William Kando, son of the Palestinian Christian man who bought four of the original Dead Sea scrolls from the Bedouin shepherd who found them, is offering to sell some of the remaining fragments his family still holds. The fragments in his possession range in size from a few centimetres to the size of a cereal box. Amir Ganor, head of the Israel Antiquity Authority’s anti-looting squad, says these sales are illegal, as all the fragments belong to Israel, but over the past several years, evangelical Christian collectors and US institutions have been buying up the pieces.
Although he did not keep those four first scrolls, over the years during which further scrolls and fragments were found, several more were sold to Kando’s father. Many of them he sold, in turn, to museums, state collections, and academic and religious institutions, but some he kept for himself, hiding them in a Swiss safe-deposit box in the 1960s. When he died in 1993, his son decided to offer them for sale to collectors.
Since seizing control of east Jerusalem during the Six-Day War in 1967, and along with it, most of the Dead Sea Scrolls, Israel has maintained that the entire collection is Israel’s cultural property. In 1978, the Israeli government passed a law outlawing the unauthorized removal of such antiquities from the country. Kando, however, says that his father took their collection to Switzerland before the law was passed, and therefore the family has done nothing illegal by keeping the collection there and selling it off.
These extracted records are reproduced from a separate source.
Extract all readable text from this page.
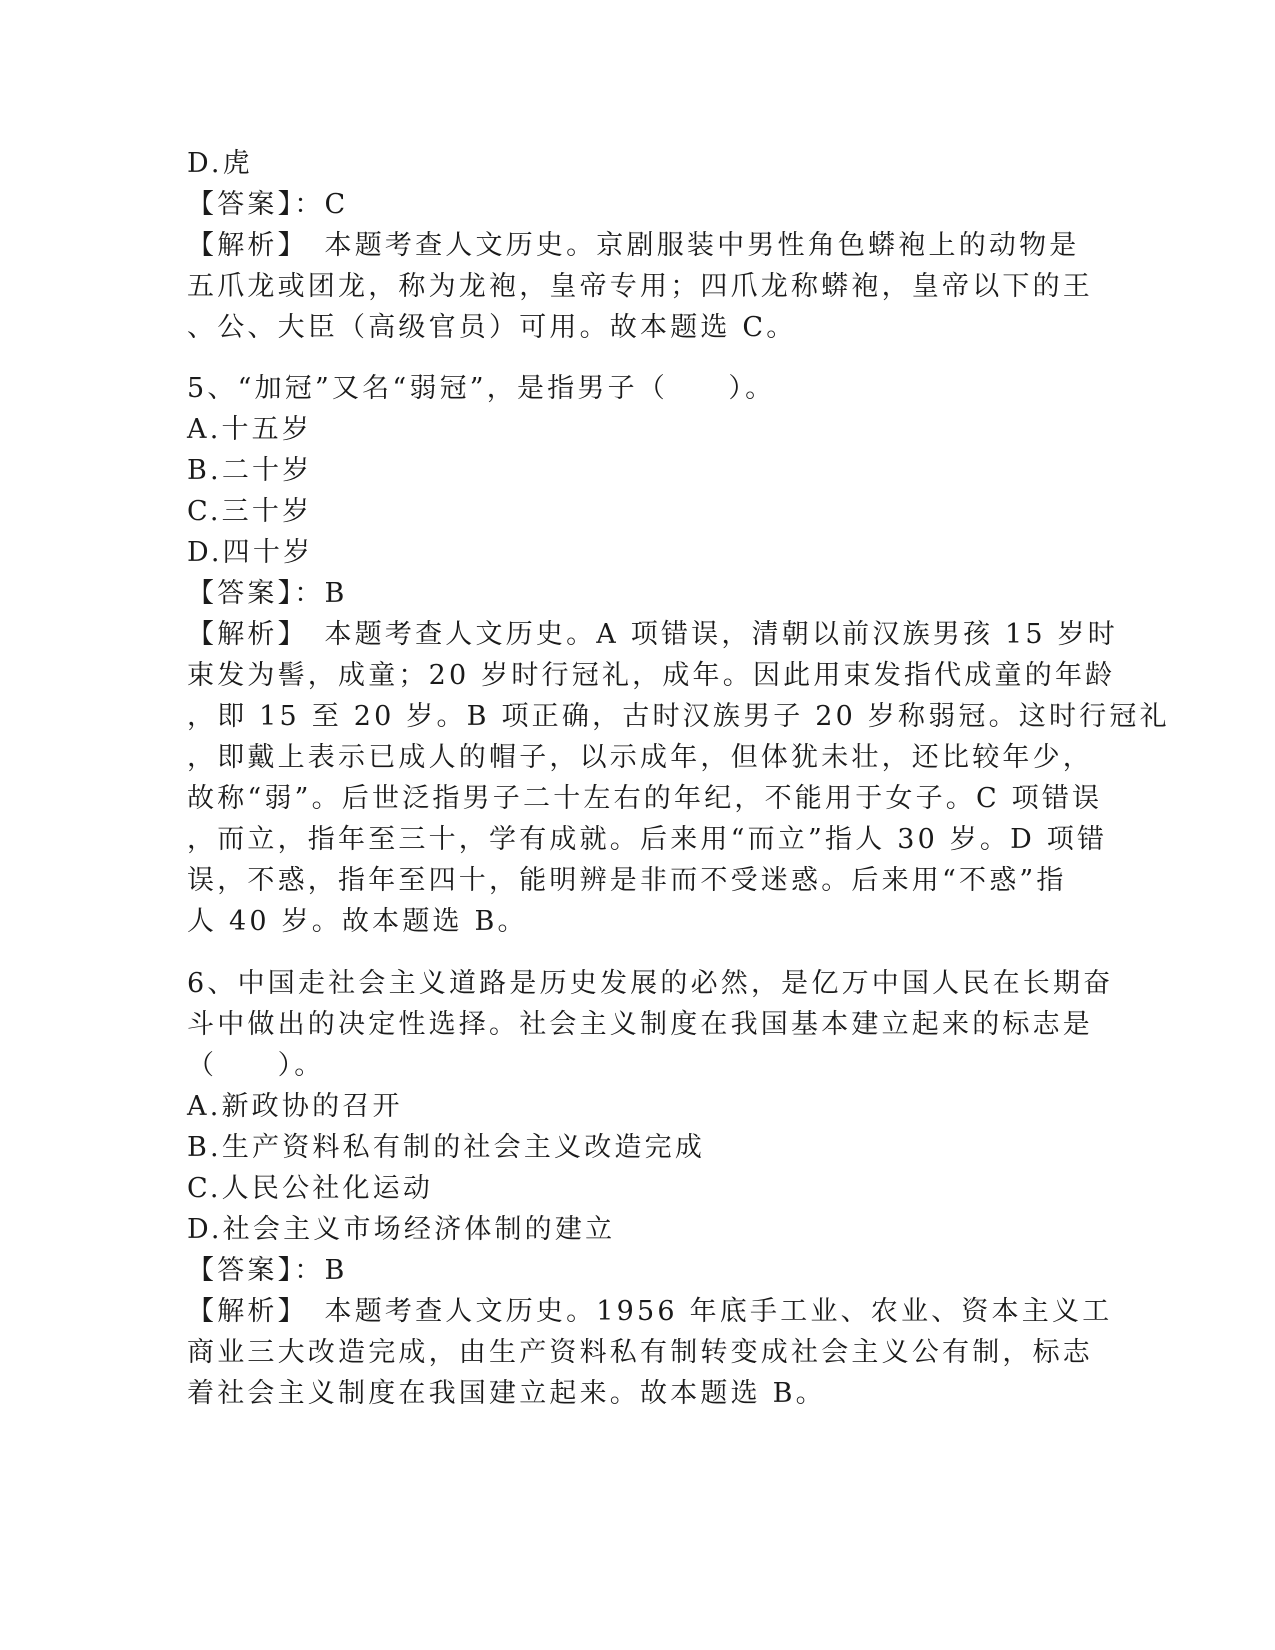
D.虎
【答案】：C
【解析】　本题考查人文历史。京剧服装中男性角色蟒袍上的动物是
五爪龙或团龙，称为龙袍，皇帝专用；四爪龙称蟒袍，皇帝以下的王
、公、大臣（高级官员）可用。故本题选 C。
5、“加冠”又名“弱冠”，是指男子（　　）。
A.十五岁
B.二十岁
C.三十岁
D.四十岁
【答案】：B
【解析】　本题考查人文历史。A 项错误，清朝以前汉族男孩 15 岁时
束发为髻，成童；20 岁时行冠礼，成年。因此用束发指代成童的年龄
，即 15 至 20 岁。B 项正确，古时汉族男子 20 岁称弱冠。这时行冠礼
，即戴上表示已成人的帽子，以示成年，但体犹未壮，还比较年少，
故称“弱”。后世泛指男子二十左右的年纪，不能用于女子。C 项错误
，而立，指年至三十，学有成就。后来用“而立”指人 30 岁。D 项错
误，不惑，指年至四十，能明辨是非而不受迷惑。后来用“不惑”指
人 40 岁。故本题选 B。
6、中国走社会主义道路是历史发展的必然，是亿万中国人民在长期奋
斗中做出的决定性选择。社会主义制度在我国基本建立起来的标志是
（　　）。
A.新政协的召开
B.生产资料私有制的社会主义改造完成
C.人民公社化运动
D.社会主义市场经济体制的建立
【答案】：B
【解析】　本题考查人文历史。1956 年底手工业、农业、资本主义工
商业三大改造完成，由生产资料私有制转变成社会主义公有制，标志
着社会主义制度在我国建立起来。故本题选 B。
Israeli authorities have been monitoring Kando’s deals and offerings since 1995 in an effort to determine what he has left. Current estimates suggest he has about twenty pieces remaining.
The scrolls themselves are of such interest to Israel because they represent the earliest copies of the Hebrew Bible ever found. They are about 2000 years old and written on animal skin. In addition to the traditional Biblical texts, the collection includes several extra-biblical writings, evidence that at the time, the canon was still in flux.
Israel displays part of its collection in the Shrine of the Book at the Israel Museum in Jerusalem. The rest it keeps in a climate-controlled lab at the museum. The collection includes over 10,000 fragments, many of which have not even been studied yet. Among the most important pieces currently in Israel’s possession is The Temple Scroll, so-called because it discusses the construction of the Temple, which was, interestingly, obtained originally from the senior Kando. The Temple Scroll is the longest scroll ever discovered, measuring 8.15 meters (26.7 feet) in length. Although they want all the fragments returned, the IAA is particularly interested in the cereal-box-sized fragment that remains: it is well-preserved and contains a segment of the text of Genesis.